EXCLUSIVE Interview by Paul Fischer at the Toronto Film Festival.
In an early moment from The Human Stain, Anthony Hopkins' Coleman Silk, a classics professor, is falsely accused of racism, at which point Silk walks out. "He says 'screw you all' and gets up and walks out and leaves, which is what I've done in my life," admits a surprisingly candid Hopkins, the day after the film's North American premiere in Toronto. With a reputation for being coolly guarded, Hopkins concedes that throughout a career spanning four decades, the Oscar winner felt at ease relating to that 'screw you' attitude of the otherwise complex Coleman Silk, "in several situations in my life, which have been life changing in a way. My attitude has been, if somebody doesn't like what I do, I say 'well, screw you' and then I leave. In work, if I find the situation is intolerable I say, 'bye, get somebody else.' I've done that several times. Its political correctness for some actors to take their punishment from sadistic directors and thirty years ago I said 'screw you' it and I left The National Theatre at the time and was threatened and warned that I'd never work again. I said, 'I don't give a shit what you think, but I'm off.' And that was a life changer," the actor recalls.

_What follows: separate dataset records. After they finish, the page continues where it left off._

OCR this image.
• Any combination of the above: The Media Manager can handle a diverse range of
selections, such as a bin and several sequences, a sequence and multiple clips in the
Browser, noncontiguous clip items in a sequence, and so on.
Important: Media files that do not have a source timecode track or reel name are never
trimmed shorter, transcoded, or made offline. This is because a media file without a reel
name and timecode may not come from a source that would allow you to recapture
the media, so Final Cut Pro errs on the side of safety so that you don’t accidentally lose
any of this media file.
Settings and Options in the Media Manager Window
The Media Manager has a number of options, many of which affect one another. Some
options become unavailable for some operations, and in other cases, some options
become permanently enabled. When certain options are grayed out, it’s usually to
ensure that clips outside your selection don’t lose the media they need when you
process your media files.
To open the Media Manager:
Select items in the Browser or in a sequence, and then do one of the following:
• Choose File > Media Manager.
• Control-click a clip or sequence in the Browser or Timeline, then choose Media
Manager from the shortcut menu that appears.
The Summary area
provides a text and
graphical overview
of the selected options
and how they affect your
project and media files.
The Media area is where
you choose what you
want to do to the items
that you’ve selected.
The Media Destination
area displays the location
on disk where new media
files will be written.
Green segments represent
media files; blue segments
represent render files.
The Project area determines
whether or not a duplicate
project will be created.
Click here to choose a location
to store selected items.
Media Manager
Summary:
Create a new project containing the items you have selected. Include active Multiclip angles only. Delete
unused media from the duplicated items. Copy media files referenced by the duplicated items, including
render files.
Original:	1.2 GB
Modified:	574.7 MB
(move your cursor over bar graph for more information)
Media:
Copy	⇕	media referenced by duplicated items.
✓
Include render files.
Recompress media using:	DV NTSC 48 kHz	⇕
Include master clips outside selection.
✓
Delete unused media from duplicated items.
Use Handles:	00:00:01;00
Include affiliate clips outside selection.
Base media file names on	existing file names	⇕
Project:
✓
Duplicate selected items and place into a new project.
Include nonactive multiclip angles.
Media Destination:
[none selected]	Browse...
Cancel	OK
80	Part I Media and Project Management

In Human Stain, Coleman Silk harbours a terrible secret, one that ultimately leads him to a second lease on life. Hopkins says that, like Silk, he too, has several leases on life, both professionally and personally, but mostly the latter. "In life itself, the decision to come to America to live. When people ask me why, I'll say 'well, that's no one else's business'. I just did it because I've spent a lot of years in America." Hopkins other lease of life, he says, was his recent third marriage to Stella Arroyave. "She's a younger woman and I just feel life's much simpler than I imagined it could be. I just don't get het up about things anymore like I used to," Hopkins admits, pensively.

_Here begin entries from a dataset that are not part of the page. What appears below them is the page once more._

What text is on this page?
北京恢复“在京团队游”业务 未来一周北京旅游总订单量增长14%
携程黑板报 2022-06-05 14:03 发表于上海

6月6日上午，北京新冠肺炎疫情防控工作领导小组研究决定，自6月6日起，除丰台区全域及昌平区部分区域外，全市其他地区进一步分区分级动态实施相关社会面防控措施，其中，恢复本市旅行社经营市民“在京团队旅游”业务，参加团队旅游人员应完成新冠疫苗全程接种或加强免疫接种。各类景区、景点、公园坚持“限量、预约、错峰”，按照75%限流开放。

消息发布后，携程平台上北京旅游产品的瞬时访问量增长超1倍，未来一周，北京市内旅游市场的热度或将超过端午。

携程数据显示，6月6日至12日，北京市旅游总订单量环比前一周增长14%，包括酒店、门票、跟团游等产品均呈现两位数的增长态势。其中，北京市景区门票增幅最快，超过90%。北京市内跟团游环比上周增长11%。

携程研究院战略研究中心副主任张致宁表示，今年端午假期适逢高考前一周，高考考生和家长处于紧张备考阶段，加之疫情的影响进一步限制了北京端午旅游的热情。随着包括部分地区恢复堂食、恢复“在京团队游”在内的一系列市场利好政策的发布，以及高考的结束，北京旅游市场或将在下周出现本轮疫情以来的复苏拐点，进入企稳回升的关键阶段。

The actor, who had no qualms about playing an African-American character 'passing' as white in Human Stain, insists that his stage of life and career the Oscar winner has nothing left to prove. "No I've got nothing to prove and nothing to lose", says Hopkins. "My approach to everything in life has actually been fairly straightforward but about work. I'm just an actor and if my agent phones up to say 'I've got a script for you and I don't really recommend that you do this but if you wanted to read it,' and I say, 'no, I'll take your word for it', he's the sort of agent that would say 'have a read of this' and I'll read it. Maybe I'll disagree with him but generally he's 85% on the nose with it and so I'll say 'yeah'. He sent me one recently actually, which I'm going to do called Proof, Dave Auburn's play, which I'm going to do with Gwyneth Paltrow. He actually was thinking twice about giving it to me because I'd said I didn't want to work for the rest of the year and I picked up on this piece of information. I said 'well let me read it' He said 'you said you didn't want to work' I recognized a fantastic script. I said 'I'll do it' he said 'no, you can do it if you want to' So that's how I work. That's how I approach things, so I don't have to prove anything."

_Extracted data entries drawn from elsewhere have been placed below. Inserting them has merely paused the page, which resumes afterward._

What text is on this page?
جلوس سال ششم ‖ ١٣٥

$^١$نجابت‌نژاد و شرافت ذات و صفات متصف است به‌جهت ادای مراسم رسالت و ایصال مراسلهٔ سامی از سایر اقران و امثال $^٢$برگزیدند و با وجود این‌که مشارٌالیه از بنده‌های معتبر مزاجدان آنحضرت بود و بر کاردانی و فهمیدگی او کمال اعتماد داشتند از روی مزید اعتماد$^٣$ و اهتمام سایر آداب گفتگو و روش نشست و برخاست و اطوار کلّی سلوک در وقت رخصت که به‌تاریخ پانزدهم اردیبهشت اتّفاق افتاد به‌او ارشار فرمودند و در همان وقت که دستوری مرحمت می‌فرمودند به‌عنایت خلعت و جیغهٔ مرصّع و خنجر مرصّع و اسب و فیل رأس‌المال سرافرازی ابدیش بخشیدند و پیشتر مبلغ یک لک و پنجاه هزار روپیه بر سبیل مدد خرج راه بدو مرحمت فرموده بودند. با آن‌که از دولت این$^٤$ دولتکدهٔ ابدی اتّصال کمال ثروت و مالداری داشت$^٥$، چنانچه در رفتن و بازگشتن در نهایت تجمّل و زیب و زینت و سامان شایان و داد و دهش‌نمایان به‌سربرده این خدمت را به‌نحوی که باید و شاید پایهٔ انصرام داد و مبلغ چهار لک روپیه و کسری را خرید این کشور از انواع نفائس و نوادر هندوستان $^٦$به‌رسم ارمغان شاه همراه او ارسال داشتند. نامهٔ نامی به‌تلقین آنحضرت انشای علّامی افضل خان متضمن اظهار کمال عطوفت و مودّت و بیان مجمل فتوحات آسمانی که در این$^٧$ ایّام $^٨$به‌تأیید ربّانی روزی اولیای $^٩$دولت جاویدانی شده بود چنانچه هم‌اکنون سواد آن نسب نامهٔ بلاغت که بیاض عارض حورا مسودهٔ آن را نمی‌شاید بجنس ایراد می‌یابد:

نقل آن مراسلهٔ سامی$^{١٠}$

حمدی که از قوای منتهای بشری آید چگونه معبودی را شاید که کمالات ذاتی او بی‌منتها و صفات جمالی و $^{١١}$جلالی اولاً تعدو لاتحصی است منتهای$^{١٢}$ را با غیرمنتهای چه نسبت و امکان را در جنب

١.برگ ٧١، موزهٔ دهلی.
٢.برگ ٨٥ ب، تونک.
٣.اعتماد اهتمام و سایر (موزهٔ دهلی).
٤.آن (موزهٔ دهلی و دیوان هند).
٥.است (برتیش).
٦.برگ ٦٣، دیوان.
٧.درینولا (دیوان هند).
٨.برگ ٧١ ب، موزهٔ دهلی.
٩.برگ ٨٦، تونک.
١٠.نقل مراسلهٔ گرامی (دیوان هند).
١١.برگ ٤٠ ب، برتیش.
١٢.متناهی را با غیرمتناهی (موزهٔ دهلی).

Hopkins has always maintained that acting is a job, and that he doesn't delve too deeply into a character, even as someone as complex as The Human Stain's Coleman Silk. "I just learn my lines, show up and do it and that's what I do. I don't go to great depths of character analysis." Hopkins may have nothing to prove, but at 65, he says, his motivating force that keeps him going is his renewed love of the profession. "I enjoy working, because it keeps me out of trouble, off the streets and out of the bars. It's just a job and I enjoy it more now than I have ever done because of that paradoxical attitude that if there is nothing to win there is nothing to lose, so you go into it and think, oh well, if it works it works and if it doesn't it doesn't. I enjoy the procedure I guess, the showing up for work." It's all very practical, Hopkins aggress. "Well that's all I am. There is nothing spectacular about acting. All this mysticism about it is a load of bullshit."
As for reprising the character that won him an Oscar and Hollywood fame, Hannibal Lecter, Hopkins is adamant we won't be seeing Hopkins in the role any time soon. "He's been unequivocally. put to rest." But not so much Sir Anthony's career!